Нет, не был Маркус неблагодарным, был хорошим, заботливым мужем и отцом, любил и своего сына и не свою девочку. А та его называла папой, хотя знала, что у нее есть другой, настоящий папа. Маркус готовил вместе с ней уроки, отводил ее в школу, крепко держа ее за руку на тихой мостовой, но до самой школы не доводил, сворачивал за угол. Так же как никогда он не смотрел в зеркало, не смотрел он людям в глаза, не верил, что они не пугаются его лица. Он верил только жене и детям, а вне их был чужой мир, чужой и враждебный. Почему он, расстрелянный, спасся - один из ста шестидесяти тысяч, виновных только в том, что были нацией? Почему не спасся его отец, расстрелянный в двадцатом, виновный только в том, что любил беззлобно приврать, а перед чекистами в том, что он, скорняк, имел несколько шуб без верха? Почему три его брата сгорели в танке ради торжества тех, кто расстрелял их отца? Враждебность мира была непонятна. Что еще тебя ждет, расстрелянный Маркус?
А что будет с нашими греками, что ждет старого столяра Димитраки и его жену?
Новая тревога не помешала Лоренцу с удовольствием выпить стакан сладкого чая, а домашнее печенье, приготовленное кариатидными руками мадам Ионкис, было выше всяких похвал. Он пожелал Соне удачи и пошел к себе.
В сравнении с комнатой Ионкисов, его узкая, в форме трапеции, комната была обставлена нищенски, но Лоренц не замечал этого.
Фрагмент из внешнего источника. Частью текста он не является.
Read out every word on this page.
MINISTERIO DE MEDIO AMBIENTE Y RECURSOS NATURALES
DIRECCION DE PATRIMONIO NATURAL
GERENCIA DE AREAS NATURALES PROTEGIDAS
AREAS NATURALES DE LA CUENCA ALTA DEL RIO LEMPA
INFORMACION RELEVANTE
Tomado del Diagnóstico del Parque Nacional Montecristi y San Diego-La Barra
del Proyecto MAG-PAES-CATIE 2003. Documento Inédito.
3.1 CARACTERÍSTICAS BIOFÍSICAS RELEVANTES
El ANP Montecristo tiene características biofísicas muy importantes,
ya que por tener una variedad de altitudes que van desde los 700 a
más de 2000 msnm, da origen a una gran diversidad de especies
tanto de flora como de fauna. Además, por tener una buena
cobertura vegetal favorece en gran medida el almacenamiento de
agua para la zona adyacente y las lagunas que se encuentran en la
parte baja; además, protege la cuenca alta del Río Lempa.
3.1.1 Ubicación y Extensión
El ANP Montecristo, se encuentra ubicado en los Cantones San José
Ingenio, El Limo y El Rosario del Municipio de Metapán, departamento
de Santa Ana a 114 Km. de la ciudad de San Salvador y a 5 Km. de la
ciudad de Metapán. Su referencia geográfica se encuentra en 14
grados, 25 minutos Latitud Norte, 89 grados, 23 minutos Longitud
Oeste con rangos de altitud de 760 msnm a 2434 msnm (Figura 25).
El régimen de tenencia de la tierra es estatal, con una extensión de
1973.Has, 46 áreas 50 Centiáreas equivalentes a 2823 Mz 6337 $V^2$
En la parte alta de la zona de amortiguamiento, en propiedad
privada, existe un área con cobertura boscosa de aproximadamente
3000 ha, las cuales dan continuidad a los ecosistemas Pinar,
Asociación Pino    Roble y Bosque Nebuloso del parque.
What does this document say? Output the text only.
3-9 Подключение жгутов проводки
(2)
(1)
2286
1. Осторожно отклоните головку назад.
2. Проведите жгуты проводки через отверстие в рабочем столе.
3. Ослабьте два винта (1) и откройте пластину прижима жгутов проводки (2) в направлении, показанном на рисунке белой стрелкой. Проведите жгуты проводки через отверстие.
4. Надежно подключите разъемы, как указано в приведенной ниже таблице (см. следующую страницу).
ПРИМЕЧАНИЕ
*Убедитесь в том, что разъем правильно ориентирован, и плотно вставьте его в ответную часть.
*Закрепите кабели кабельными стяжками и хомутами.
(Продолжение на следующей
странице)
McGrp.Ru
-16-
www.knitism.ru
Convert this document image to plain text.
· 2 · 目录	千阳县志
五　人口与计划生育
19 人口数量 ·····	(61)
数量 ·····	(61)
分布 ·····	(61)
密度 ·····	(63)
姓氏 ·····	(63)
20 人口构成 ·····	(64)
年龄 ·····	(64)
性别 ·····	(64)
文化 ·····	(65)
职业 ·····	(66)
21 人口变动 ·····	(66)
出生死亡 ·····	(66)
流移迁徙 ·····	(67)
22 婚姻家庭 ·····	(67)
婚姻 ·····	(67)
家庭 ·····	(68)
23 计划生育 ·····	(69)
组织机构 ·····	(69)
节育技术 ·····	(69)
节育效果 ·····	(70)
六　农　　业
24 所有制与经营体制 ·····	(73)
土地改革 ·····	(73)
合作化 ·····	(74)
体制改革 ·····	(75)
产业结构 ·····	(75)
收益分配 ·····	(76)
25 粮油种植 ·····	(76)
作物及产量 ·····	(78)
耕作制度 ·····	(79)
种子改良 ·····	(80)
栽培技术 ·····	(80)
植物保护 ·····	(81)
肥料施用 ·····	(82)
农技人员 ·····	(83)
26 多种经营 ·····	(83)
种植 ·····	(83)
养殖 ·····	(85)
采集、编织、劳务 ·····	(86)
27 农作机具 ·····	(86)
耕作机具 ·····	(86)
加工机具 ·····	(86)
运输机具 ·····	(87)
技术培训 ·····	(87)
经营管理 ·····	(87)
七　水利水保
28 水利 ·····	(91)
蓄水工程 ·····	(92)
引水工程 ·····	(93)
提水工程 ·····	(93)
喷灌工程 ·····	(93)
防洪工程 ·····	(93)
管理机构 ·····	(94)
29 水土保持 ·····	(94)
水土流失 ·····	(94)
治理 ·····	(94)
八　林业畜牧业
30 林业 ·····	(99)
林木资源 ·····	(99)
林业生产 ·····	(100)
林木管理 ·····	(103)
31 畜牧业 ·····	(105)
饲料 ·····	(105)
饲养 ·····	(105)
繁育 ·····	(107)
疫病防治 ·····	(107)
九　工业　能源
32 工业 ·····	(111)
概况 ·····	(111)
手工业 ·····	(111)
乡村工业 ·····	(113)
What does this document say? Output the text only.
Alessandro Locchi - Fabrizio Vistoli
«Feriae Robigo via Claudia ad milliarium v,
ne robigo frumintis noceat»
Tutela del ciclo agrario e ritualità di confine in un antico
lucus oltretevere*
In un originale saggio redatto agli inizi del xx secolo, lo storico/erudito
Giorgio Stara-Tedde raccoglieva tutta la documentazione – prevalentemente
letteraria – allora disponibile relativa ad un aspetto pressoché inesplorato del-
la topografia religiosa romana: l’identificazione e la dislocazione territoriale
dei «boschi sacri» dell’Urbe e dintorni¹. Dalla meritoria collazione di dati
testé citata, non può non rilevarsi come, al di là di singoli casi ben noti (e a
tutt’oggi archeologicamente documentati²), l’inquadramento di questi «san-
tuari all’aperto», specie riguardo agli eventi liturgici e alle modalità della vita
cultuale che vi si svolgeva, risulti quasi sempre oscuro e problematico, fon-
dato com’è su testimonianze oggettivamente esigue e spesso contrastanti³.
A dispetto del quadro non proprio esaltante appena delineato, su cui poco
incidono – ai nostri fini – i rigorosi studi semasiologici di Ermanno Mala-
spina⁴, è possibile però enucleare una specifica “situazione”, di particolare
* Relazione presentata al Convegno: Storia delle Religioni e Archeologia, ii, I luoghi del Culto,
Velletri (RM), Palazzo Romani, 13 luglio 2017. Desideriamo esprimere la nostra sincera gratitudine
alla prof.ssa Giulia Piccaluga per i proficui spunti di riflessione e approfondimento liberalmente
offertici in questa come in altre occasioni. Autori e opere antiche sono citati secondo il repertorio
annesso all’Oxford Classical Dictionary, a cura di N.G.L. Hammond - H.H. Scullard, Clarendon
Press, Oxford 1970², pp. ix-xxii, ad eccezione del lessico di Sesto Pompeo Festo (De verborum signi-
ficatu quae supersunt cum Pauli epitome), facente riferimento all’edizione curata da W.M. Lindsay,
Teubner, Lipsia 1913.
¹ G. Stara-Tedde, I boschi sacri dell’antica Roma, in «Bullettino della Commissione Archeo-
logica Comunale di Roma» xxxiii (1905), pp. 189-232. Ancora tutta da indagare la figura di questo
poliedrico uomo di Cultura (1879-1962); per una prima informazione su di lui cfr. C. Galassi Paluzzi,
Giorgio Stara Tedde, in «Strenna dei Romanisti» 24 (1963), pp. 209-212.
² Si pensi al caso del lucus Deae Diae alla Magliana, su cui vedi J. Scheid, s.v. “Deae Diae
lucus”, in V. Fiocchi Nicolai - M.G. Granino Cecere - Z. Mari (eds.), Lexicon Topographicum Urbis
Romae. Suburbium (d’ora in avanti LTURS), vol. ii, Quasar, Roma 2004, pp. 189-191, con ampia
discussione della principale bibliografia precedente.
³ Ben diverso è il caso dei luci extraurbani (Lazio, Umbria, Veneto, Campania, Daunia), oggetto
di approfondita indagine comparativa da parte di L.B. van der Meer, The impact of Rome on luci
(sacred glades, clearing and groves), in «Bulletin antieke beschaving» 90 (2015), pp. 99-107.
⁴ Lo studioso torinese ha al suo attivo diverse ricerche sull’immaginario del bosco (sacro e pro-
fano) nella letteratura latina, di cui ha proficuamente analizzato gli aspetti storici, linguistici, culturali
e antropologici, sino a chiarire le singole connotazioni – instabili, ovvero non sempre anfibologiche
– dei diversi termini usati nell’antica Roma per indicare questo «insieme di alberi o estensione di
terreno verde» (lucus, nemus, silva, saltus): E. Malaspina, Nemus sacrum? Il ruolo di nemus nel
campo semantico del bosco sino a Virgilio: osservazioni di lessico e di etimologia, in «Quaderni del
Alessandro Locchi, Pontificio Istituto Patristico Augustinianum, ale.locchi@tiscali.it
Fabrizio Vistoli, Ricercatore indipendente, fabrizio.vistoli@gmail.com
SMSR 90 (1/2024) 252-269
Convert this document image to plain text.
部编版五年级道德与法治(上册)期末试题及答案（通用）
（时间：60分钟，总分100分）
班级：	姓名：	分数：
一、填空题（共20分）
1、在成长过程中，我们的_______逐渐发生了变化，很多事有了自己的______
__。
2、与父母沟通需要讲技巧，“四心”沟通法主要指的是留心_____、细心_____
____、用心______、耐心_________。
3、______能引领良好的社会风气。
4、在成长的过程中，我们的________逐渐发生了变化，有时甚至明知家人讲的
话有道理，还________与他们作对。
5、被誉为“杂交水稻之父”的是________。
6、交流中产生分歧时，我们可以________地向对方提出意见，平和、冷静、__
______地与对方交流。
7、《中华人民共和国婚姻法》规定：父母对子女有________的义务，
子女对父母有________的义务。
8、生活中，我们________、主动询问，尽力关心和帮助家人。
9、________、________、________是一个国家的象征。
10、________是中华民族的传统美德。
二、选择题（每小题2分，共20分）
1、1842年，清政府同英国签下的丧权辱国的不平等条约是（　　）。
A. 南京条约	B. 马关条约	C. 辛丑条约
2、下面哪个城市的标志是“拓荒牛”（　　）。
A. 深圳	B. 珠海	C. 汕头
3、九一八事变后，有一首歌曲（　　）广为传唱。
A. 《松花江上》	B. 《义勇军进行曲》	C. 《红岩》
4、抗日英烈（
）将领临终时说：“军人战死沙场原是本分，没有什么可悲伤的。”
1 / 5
Он только жалел о своей небольшой, но ценной библиотеке, уничтоженной войной. Правда, после демобилизации ему удалось кое-что приобрести, книги стоили теперь дешево. Сегодня буквально за гроши он купил Данилевского, того самого, который, если судить по статье Владимира Соловьева, задолго до Шпенглера рассматривал историю не как поступательное движение, а как смену циклов.